Certainly, the requirements of subdivisions (e)(1)(iii)(A) and (B) were met by service of the deposition subpoena and notice to consumer. However, it does not appear that the documents served upon Alta Orthopaedic met the requirements of subdivision (e)(1)(iii)(C). Without that assurance, Alta Orthopedics could not be assured that its release of plaintiff’s records for copying would meet its obligations under HIPAA. That failure can be remedied by the provision of this court order requiring and authorizing Alta Orthopaedic to provide defendant with access to the records (see 45 C.F.R. § 164.512(e)(1)(i)), but it precludes the Court from being able to make any finding that Alta Orthopaedic’s failure to comply with the subpoena was “without substantial justification,” such that any award of sanctions would be appropriate.
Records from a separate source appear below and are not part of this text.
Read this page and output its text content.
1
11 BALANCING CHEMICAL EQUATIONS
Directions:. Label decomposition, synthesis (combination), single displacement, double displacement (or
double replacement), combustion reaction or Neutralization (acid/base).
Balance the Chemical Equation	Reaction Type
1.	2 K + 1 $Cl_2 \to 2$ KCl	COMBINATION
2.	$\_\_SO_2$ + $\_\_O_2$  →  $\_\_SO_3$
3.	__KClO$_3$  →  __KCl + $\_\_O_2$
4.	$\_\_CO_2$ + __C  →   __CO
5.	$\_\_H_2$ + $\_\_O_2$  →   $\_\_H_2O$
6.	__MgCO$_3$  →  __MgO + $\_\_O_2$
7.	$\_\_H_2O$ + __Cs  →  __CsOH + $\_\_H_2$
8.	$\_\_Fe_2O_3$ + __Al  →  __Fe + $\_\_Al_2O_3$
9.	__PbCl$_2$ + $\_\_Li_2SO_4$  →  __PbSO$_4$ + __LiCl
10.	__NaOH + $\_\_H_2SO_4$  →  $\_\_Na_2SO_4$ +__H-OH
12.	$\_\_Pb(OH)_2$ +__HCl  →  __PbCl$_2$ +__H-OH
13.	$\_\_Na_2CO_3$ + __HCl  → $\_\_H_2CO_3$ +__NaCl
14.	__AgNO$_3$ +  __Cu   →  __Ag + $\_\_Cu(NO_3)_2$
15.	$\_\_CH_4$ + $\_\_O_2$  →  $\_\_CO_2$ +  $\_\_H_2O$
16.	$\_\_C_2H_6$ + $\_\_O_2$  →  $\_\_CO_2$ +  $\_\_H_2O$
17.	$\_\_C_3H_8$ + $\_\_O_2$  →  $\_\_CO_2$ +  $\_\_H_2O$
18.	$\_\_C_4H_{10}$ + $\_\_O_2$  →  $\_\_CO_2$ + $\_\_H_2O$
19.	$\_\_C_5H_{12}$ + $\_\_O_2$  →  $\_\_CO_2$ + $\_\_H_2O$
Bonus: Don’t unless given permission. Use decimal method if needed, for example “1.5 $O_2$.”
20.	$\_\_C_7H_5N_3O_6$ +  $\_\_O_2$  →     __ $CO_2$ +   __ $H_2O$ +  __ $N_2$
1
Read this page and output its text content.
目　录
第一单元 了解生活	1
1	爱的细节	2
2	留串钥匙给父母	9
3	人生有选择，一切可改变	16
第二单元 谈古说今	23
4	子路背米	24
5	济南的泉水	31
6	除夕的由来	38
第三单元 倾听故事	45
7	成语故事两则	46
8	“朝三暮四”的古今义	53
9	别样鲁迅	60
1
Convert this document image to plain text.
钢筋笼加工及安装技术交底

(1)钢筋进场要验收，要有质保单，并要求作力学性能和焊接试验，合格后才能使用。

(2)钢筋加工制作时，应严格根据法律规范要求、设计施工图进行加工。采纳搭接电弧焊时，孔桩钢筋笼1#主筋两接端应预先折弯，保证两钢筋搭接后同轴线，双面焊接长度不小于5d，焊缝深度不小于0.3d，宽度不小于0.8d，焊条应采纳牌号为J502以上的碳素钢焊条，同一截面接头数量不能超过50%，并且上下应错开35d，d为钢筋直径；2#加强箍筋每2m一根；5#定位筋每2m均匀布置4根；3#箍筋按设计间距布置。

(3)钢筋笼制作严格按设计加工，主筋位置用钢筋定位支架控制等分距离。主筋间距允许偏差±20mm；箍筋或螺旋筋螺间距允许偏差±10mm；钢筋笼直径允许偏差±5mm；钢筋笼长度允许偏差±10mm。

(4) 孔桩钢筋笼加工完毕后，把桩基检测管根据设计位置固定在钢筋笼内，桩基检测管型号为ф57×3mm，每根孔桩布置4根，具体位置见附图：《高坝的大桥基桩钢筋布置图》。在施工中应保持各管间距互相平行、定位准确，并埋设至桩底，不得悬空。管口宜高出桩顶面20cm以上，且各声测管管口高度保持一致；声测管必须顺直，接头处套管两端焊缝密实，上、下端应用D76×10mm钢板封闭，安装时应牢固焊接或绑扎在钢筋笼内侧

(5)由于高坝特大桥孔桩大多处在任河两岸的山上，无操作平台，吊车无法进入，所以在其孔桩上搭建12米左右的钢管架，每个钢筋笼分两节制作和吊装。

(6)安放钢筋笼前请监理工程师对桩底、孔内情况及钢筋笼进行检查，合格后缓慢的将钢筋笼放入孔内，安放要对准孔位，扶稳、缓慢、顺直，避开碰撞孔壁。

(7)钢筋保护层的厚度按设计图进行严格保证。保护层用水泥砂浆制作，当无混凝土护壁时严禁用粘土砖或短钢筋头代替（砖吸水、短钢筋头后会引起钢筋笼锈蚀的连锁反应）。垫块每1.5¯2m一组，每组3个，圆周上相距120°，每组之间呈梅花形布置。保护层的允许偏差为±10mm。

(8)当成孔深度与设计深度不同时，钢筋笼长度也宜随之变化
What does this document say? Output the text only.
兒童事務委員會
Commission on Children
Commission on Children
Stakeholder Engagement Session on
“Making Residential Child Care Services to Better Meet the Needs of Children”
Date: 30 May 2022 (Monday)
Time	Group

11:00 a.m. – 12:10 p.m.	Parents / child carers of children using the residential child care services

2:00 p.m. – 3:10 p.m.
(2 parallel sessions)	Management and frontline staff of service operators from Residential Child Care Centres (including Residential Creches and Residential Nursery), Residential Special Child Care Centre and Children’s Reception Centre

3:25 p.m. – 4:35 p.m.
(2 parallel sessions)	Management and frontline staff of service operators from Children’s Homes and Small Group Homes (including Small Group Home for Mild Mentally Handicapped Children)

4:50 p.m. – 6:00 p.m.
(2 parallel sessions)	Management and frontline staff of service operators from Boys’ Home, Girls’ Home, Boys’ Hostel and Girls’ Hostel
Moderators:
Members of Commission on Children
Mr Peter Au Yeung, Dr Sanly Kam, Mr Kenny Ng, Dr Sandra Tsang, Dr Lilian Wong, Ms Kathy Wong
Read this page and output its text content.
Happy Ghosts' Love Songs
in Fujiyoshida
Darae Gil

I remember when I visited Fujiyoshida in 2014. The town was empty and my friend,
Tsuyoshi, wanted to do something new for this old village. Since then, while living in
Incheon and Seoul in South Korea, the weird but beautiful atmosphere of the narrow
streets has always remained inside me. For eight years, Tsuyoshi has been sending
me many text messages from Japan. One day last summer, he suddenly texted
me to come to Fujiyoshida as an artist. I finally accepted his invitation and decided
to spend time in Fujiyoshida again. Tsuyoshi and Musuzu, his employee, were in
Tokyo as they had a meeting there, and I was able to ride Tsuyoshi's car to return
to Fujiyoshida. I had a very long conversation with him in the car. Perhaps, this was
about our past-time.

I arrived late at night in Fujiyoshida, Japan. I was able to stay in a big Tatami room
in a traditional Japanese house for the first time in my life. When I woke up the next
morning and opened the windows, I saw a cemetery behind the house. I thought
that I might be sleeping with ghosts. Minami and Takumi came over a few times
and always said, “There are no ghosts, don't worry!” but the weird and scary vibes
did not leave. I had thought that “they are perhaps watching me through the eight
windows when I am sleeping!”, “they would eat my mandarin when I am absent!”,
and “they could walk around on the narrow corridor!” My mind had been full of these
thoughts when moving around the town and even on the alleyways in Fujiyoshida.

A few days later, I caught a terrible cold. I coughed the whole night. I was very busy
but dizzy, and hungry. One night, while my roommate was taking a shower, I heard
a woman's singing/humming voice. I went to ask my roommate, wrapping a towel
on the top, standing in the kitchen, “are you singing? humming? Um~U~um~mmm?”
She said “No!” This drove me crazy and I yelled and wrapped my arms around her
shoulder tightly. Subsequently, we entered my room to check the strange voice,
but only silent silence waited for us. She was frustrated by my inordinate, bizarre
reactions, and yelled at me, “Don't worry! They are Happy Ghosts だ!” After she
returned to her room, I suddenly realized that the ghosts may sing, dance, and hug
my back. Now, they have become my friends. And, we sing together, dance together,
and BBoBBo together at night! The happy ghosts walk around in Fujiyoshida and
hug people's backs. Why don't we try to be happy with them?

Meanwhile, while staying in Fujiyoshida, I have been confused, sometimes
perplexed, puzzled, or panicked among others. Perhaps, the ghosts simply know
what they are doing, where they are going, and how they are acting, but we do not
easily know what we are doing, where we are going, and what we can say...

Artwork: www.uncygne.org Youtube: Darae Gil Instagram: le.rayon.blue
Both based upon the failure to provide reasonable assurances within the meaning of HIPAA, and because of the failure to clearly articulate the manner in which Alta Orthopaedic had purportedly failed to comply with the subpoena, defendant has failed to provide the Court with sufficient information to support an award of sanctions against Alta Orthopaedic, and no sanctions will be awarded.
Motion for leave to file FAC The motion is granted; plaintiff is directed to separately file the FAC forthwith.
While the defendant contends that the FAC has significant defects, the Court prefers to handle those issues on subsequently-filed demurrer or other appropriate motion, rather in the context of a motion for leave to amend. In that way, the burdens are appropriately placed, in terms of establishing the validity or invalidity of the proposed amendments.
It is clear to the court that there could be no prejudice to defendant from the grant of this motion, particularly in light of the liberality with which courts are mandated to allow amendments to pleadings. No trial date has yet been scheduled in this case, and there is ample time to conduct any discovery made necessary by the amendments, should they survive an appropriate pleading challenge.